Patti Smith Plots 'Just Kids' Memoir Adaptation Series for Showtime

Network president David Nevins also announces Jim Carrey-produced pilot based on 1970s comedy scene, talks 'Twin Peaks' revival

Showtime has ordered a limited series based on rocker Patti Smith's 2010 memoir, 'Just Kids' Credit: Michael Ochs Archives/Getty

Rock legend Patti Smith is teaming with Showtime for a limited series adaptation of her 2010 memoir, Just Kids. Showtime president David Nevins announced the project Tuesday during the Television Critics Assocation's summer press tour, noting that Smith will co-write and co-produce the series with Penny Dreadful creator John Logan, according to The Hollywood Reporter.
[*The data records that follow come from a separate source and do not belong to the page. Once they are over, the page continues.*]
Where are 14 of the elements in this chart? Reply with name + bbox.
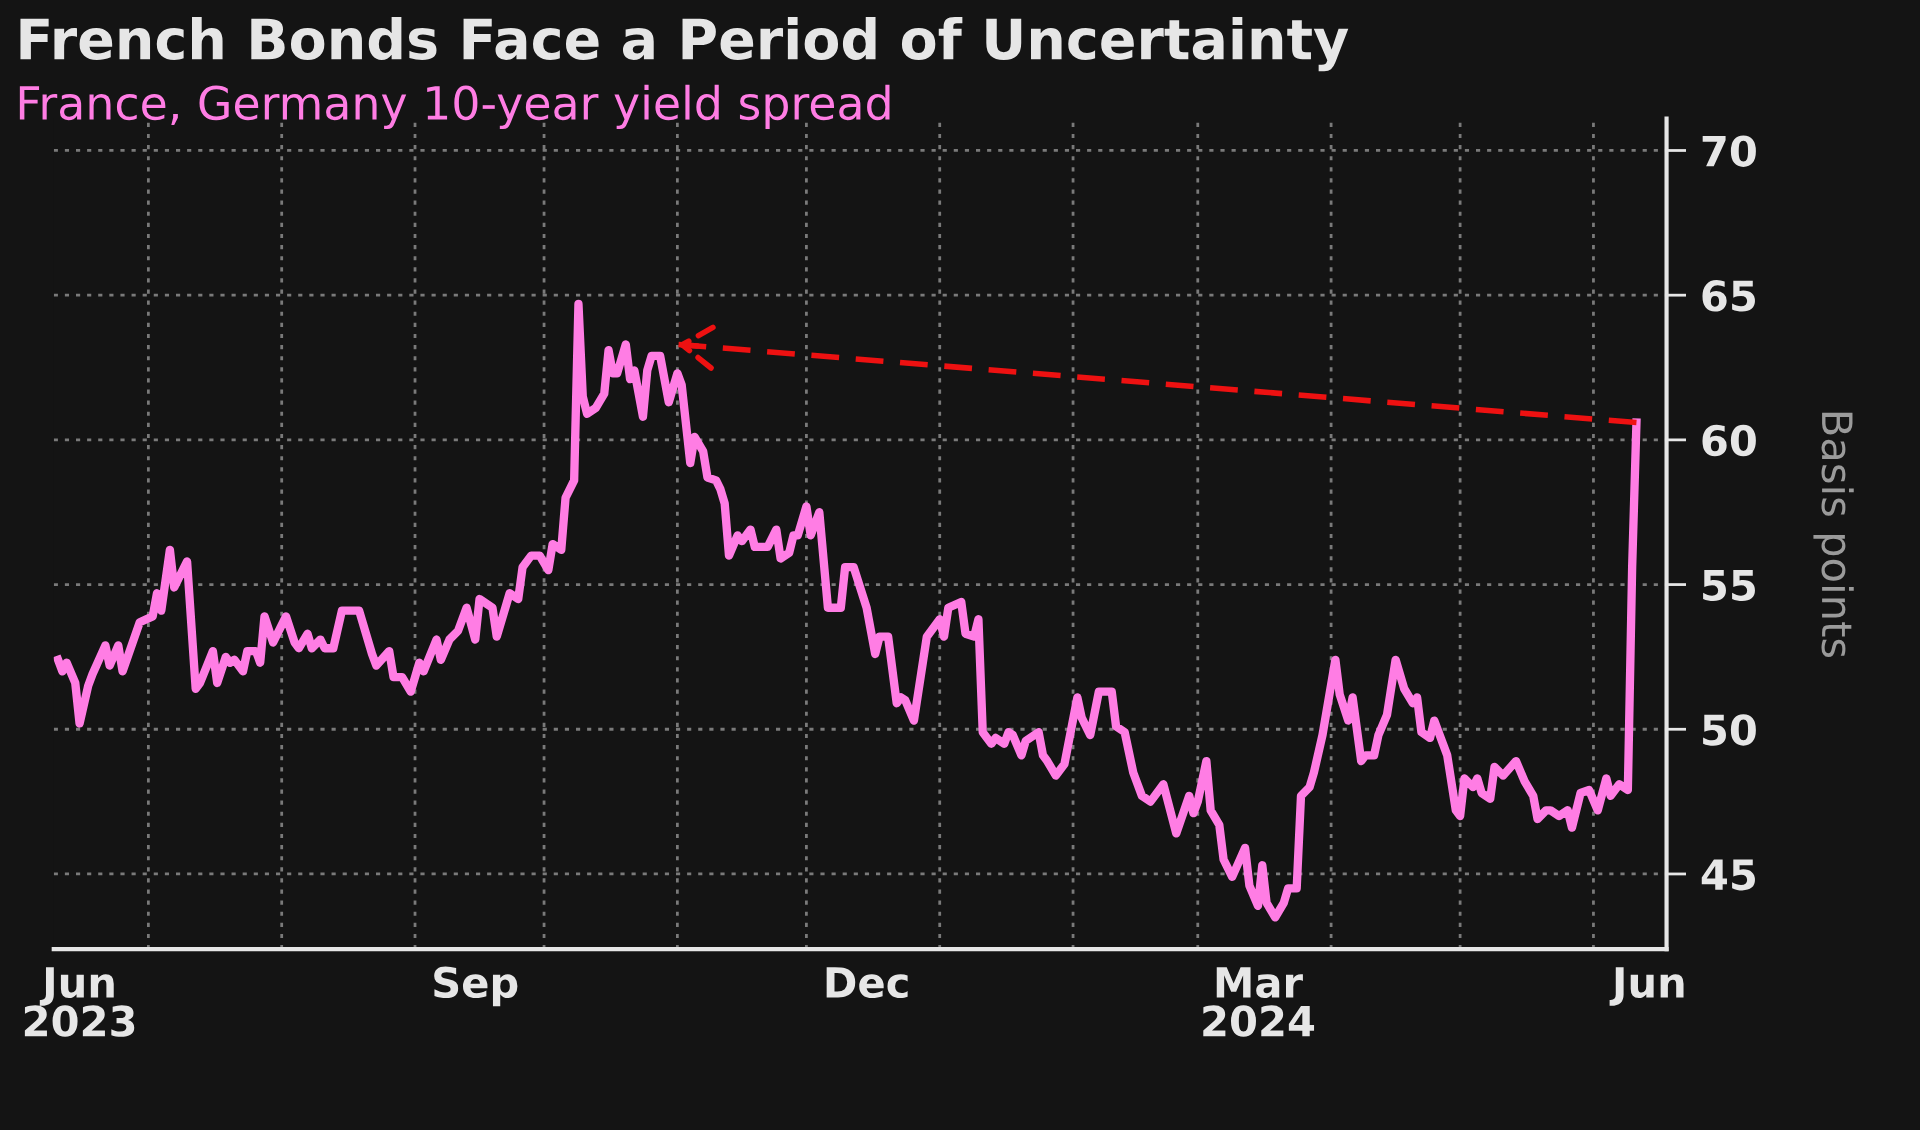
y-tick-label: 45	[1701, 859, 1755, 891]
x-tick-label: Jun 2023	[24, 967, 135, 1037]
x-tick-label: Sep	[434, 966, 518, 1007]
y-tick-label: 65	[1702, 280, 1755, 312]
x-tick-label: Dec	[826, 967, 908, 999]
y-axis-title: Basis points	[1813, 412, 1854, 658]
chart-subtitle: France, Germany 10-year yield spread	[19, 84, 890, 130]
chart-title: French Bonds Face a Period of Uncertainty	[20, 16, 1349, 72]
y-tick-label: 70	[1702, 135, 1756, 167]
y-tick-label: 50	[1703, 714, 1756, 746]
y-tick-label: 60	[1702, 424, 1756, 457]
x-tick-label: Mar 2024	[1203, 967, 1315, 1037]
x-tick-label: Jun	[1609, 967, 1684, 1006]
y-tick-label: 55	[1703, 570, 1755, 601]
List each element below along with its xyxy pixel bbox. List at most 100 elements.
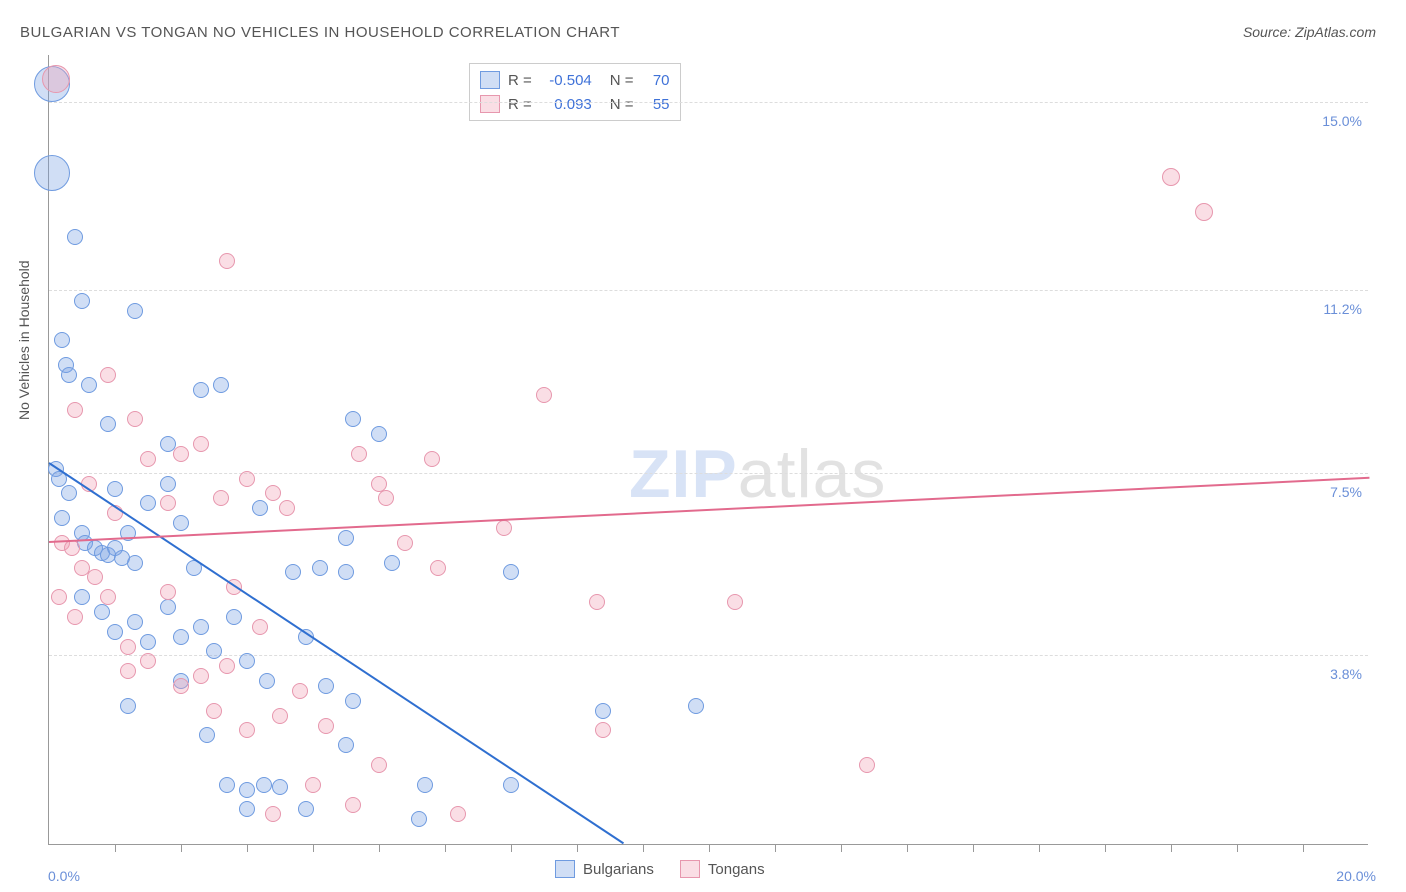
x-tick	[1039, 844, 1040, 852]
data-point	[74, 589, 90, 605]
data-point	[384, 555, 400, 571]
data-point	[140, 634, 156, 650]
stat-n-value-bulgarians: 70	[642, 72, 670, 89]
stats-row-bulgarians: R = -0.504 N = 70	[480, 68, 670, 92]
data-point	[127, 555, 143, 571]
data-point	[140, 495, 156, 511]
data-point	[256, 777, 272, 793]
chart-title: BULGARIAN VS TONGAN NO VEHICLES IN HOUSE…	[20, 24, 620, 41]
series-legend: Bulgarians Tongans	[555, 860, 765, 878]
data-point	[595, 703, 611, 719]
data-point	[107, 624, 123, 640]
legend-label-bulgarians: Bulgarians	[583, 861, 654, 878]
x-tick	[907, 844, 908, 852]
x-tick	[313, 844, 314, 852]
legend-item-bulgarians: Bulgarians	[555, 860, 654, 878]
data-point	[61, 485, 77, 501]
data-point	[199, 727, 215, 743]
data-point	[61, 367, 77, 383]
stat-r-value-tongans: 0.093	[540, 96, 592, 113]
data-point	[397, 535, 413, 551]
data-point	[173, 446, 189, 462]
data-point	[42, 65, 70, 93]
data-point	[595, 722, 611, 738]
data-point	[345, 411, 361, 427]
data-point	[345, 797, 361, 813]
data-point	[160, 476, 176, 492]
swatch-bulgarians	[480, 71, 500, 89]
data-point	[226, 609, 242, 625]
data-point	[193, 619, 209, 635]
data-point	[206, 703, 222, 719]
stat-n-value-tongans: 55	[642, 96, 670, 113]
x-tick	[511, 844, 512, 852]
data-point	[279, 500, 295, 516]
data-point	[100, 367, 116, 383]
data-point	[120, 639, 136, 655]
data-point	[67, 229, 83, 245]
data-point	[371, 757, 387, 773]
data-point	[450, 806, 466, 822]
data-point	[272, 779, 288, 795]
data-point	[424, 451, 440, 467]
x-tick	[247, 844, 248, 852]
data-point	[252, 619, 268, 635]
data-point	[318, 678, 334, 694]
data-point	[265, 806, 281, 822]
data-point	[193, 668, 209, 684]
data-point	[371, 476, 387, 492]
data-point	[127, 411, 143, 427]
data-point	[239, 722, 255, 738]
x-tick	[577, 844, 578, 852]
data-point	[298, 801, 314, 817]
chart-plot-area: ZIPatlas R = -0.504 N = 70 R = 0.093 N =…	[48, 55, 1368, 845]
data-point	[219, 777, 235, 793]
watermark-zip: ZIP	[629, 436, 738, 512]
x-tick	[775, 844, 776, 852]
data-point	[239, 471, 255, 487]
y-tick-label: 15.0%	[1322, 113, 1362, 129]
data-point	[371, 426, 387, 442]
stats-row-tongans: R = 0.093 N = 55	[480, 92, 670, 116]
data-point	[252, 500, 268, 516]
data-point	[265, 485, 281, 501]
data-point	[67, 609, 83, 625]
data-point	[239, 801, 255, 817]
data-point	[140, 653, 156, 669]
data-point	[496, 520, 512, 536]
data-point	[259, 673, 275, 689]
data-point	[74, 293, 90, 309]
stat-n-label: N =	[610, 72, 634, 89]
x-tick	[973, 844, 974, 852]
data-point	[94, 604, 110, 620]
x-tick	[1303, 844, 1304, 852]
data-point	[120, 663, 136, 679]
data-point	[589, 594, 605, 610]
x-tick	[841, 844, 842, 852]
gridline	[49, 290, 1368, 291]
data-point	[160, 599, 176, 615]
data-point	[503, 777, 519, 793]
legend-swatch-bulgarians	[555, 860, 575, 878]
data-point	[292, 683, 308, 699]
legend-label-tongans: Tongans	[708, 861, 765, 878]
y-tick-label: 11.2%	[1323, 301, 1362, 317]
x-tick	[1171, 844, 1172, 852]
data-point	[140, 451, 156, 467]
data-point	[173, 629, 189, 645]
stat-r-label: R =	[508, 72, 532, 89]
data-point	[219, 253, 235, 269]
stats-legend: R = -0.504 N = 70 R = 0.093 N = 55	[469, 63, 681, 121]
x-axis-min-label: 0.0%	[48, 868, 80, 884]
y-tick-label: 3.8%	[1330, 666, 1362, 682]
data-point	[160, 495, 176, 511]
data-point	[107, 481, 123, 497]
y-axis-label: No Vehicles in Household	[16, 260, 32, 420]
data-point	[417, 777, 433, 793]
data-point	[312, 560, 328, 576]
data-point	[411, 811, 427, 827]
data-point	[51, 589, 67, 605]
data-point	[285, 564, 301, 580]
data-point	[120, 698, 136, 714]
data-point	[1162, 168, 1180, 186]
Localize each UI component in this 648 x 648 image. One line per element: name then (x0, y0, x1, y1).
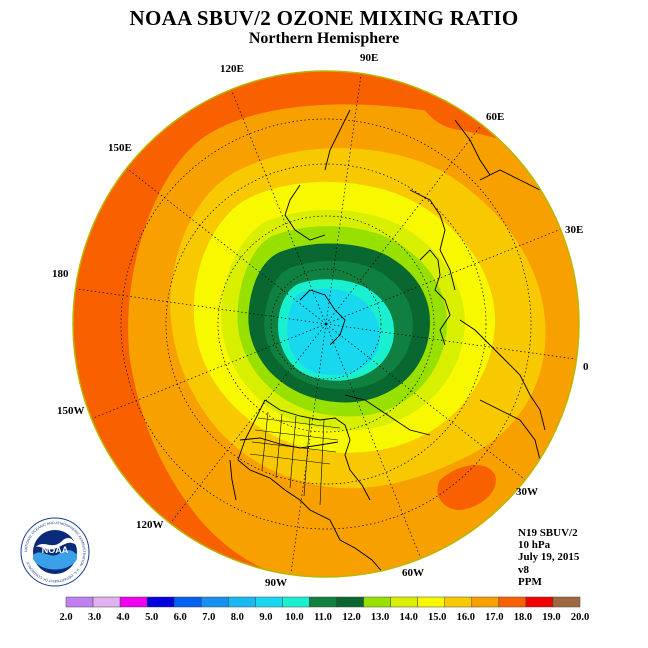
colorbar-swatch (525, 596, 554, 608)
colorbar-label: 6.0 (174, 612, 187, 623)
colorbar-label: 20.0 (571, 612, 589, 623)
colorbar: 2.0 3.0 4.0 5.0 6.0 7.0 8.0 9.0 10.0 11.0 12.0 13.0… (59, 596, 589, 623)
colorbar-label: 18.0 (514, 612, 532, 623)
meridian-line (325, 228, 563, 325)
colorbar-swatch (92, 596, 121, 608)
band-9 (287, 288, 381, 376)
map-border (72, 70, 580, 578)
colorbar-swatch (228, 596, 256, 608)
noaa-logo: NOAA NATIONAL OCEANIC AND ATMOSPHERIC AD… (20, 517, 90, 587)
colorbar-swatch (390, 596, 418, 608)
colorbar-swatch (173, 596, 202, 608)
lon-label-0: 0 (583, 361, 589, 373)
latitude-circle (165, 163, 487, 485)
colorbar-swatch (255, 596, 283, 608)
lon-label-180: 180 (52, 268, 69, 280)
colorbar-label: 9.0 (259, 612, 272, 623)
colorbar-label: 7.0 (202, 612, 215, 623)
logo-text: NOAA (42, 545, 69, 555)
latitude-circle (217, 215, 435, 433)
coastlines (229, 109, 546, 576)
colorbar-swatch (282, 596, 310, 608)
meridian-line (168, 323, 327, 526)
colorbar-swatch (417, 596, 445, 608)
info-version: v8 (518, 563, 529, 576)
colorbar-label: 17.0 (485, 612, 503, 623)
info-block: N19 SBUV/2 10 hPa July 19, 2015 v8 PPM (518, 527, 579, 588)
lon-label-120e: 120E (220, 63, 244, 75)
colorbar-swatch (119, 596, 148, 608)
colorbar-label: 15.0 (428, 612, 446, 623)
info-date: July 19, 2015 (518, 551, 580, 564)
info-units: PPM (518, 575, 542, 588)
colorbar-label: 13.0 (371, 612, 389, 623)
colorbar-label: 10.0 (285, 612, 303, 623)
colorbar-label: 19.0 (542, 612, 560, 623)
logo-wave-icon (33, 549, 77, 570)
logo-bird-icon (36, 538, 76, 550)
colorbar-swatch (201, 596, 229, 608)
lon-label-150e: 150E (108, 142, 132, 154)
colorbar-swatch (336, 596, 364, 608)
map-disk (73, 71, 579, 577)
lon-label-30e: 30E (565, 224, 583, 236)
colorbar-swatch (146, 596, 175, 608)
lon-label-60e: 60E (486, 111, 504, 123)
meridian-line (325, 323, 579, 360)
meridian-line (124, 166, 327, 325)
lon-label-150w: 150W (57, 405, 85, 417)
lon-label-90e: 90E (360, 52, 378, 64)
colorbar-label: 5.0 (145, 612, 158, 623)
meridian-line (325, 323, 422, 561)
colorbar-label: 3.0 (88, 612, 101, 623)
colorbar-label: 11.0 (314, 612, 332, 623)
colorbar-swatch (552, 596, 581, 608)
colorbar-swatch (444, 596, 473, 608)
colorbar-label: 16.0 (457, 612, 475, 623)
chart-subtitle: Northern Hemisphere (248, 30, 400, 47)
outer-bulge-south (437, 464, 496, 510)
meridian-line (325, 71, 362, 325)
graticule (73, 71, 579, 577)
meridian-line (230, 87, 327, 325)
colorbar-swatch (65, 596, 94, 608)
colorbar-label: 14.0 (399, 612, 417, 623)
colorbar-label: 2.0 (59, 612, 72, 623)
lon-label-60w: 60W (402, 567, 424, 579)
colorbar-swatch (498, 596, 527, 608)
latitude-circle (120, 118, 532, 530)
us-state-grid (249, 411, 341, 506)
meridian-line (325, 122, 484, 325)
colorbar-swatch (471, 596, 500, 608)
colorbar-swatch (309, 596, 337, 608)
meridian-line (89, 323, 327, 420)
info-instrument: N19 SBUV/2 (518, 527, 578, 539)
lon-label-30w: 30W (516, 486, 538, 498)
colorbar-label: 12.0 (342, 612, 360, 623)
meridian-line (73, 288, 327, 325)
lon-label-90w: 90W (265, 577, 287, 589)
colorbar-label: 8.0 (231, 612, 244, 623)
colorbar-swatch (363, 596, 391, 608)
meridian-line (290, 323, 327, 577)
chart-title: NOAA SBUV/2 OZONE MIXING RATIO (129, 6, 519, 30)
latitude-circle (270, 268, 382, 380)
meridian-line (325, 323, 528, 482)
lon-label-120w: 120W (136, 519, 164, 531)
colorbar-label: 4.0 (117, 612, 130, 623)
info-pressure: 10 hPa (518, 539, 551, 552)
Just Kids, which won a National Book Award in the nonfiction category, focuses on Smith's relationship with late photographer Robert Mapplethorpe during the late Sixties and early Seventies – and features stories of her encounters with pop culture giants like Jimi Hendrix, Janis Joplin and William Burroughs. In 2011, Smith reportedly began collaborating with Logan on a screenplay for a film version

"A limited series on Showtime will allow us to explore the characters more deeply, enabling us to develop stories beyond the book and allow a measure of unorthodox presentation," Smith said in a statement. "The medium of a television limited series offers narrative freedom and a chance to expand upon the themes of the book." 

Nevins also announced a pilot order for I'm Dying Up Here, an hour-long dark comedy co-executive-produced by Jim Carrey, Dave Flebotte (Will & Grace), Michael Aguilar (The Departed) and Christina Wayne (Copper), focusing on the complexities of L.A.'s iconic 1970s stand-up comedy scene. The pilot will be directed by Jonathan Levine (50/50) and is based on William Knoedelseder's 2009 novel of the same name.

The Showtime executive also offered some cryptic but intriguing updates on the Twin Peaks revival, which faced an uncertain future when director-mastermind David Lynch briefly bowed out following budget disputes. Nevins says production will begin in September, mostly in the state of Washington, Deadline reports, with Lynch approaching the project as one big movie. "I expect [the series] to be more than nine [episodes]," Nevins said. "It's open-ended. I know his shooting schedule. We will let him cut into however many episodes he feels works best."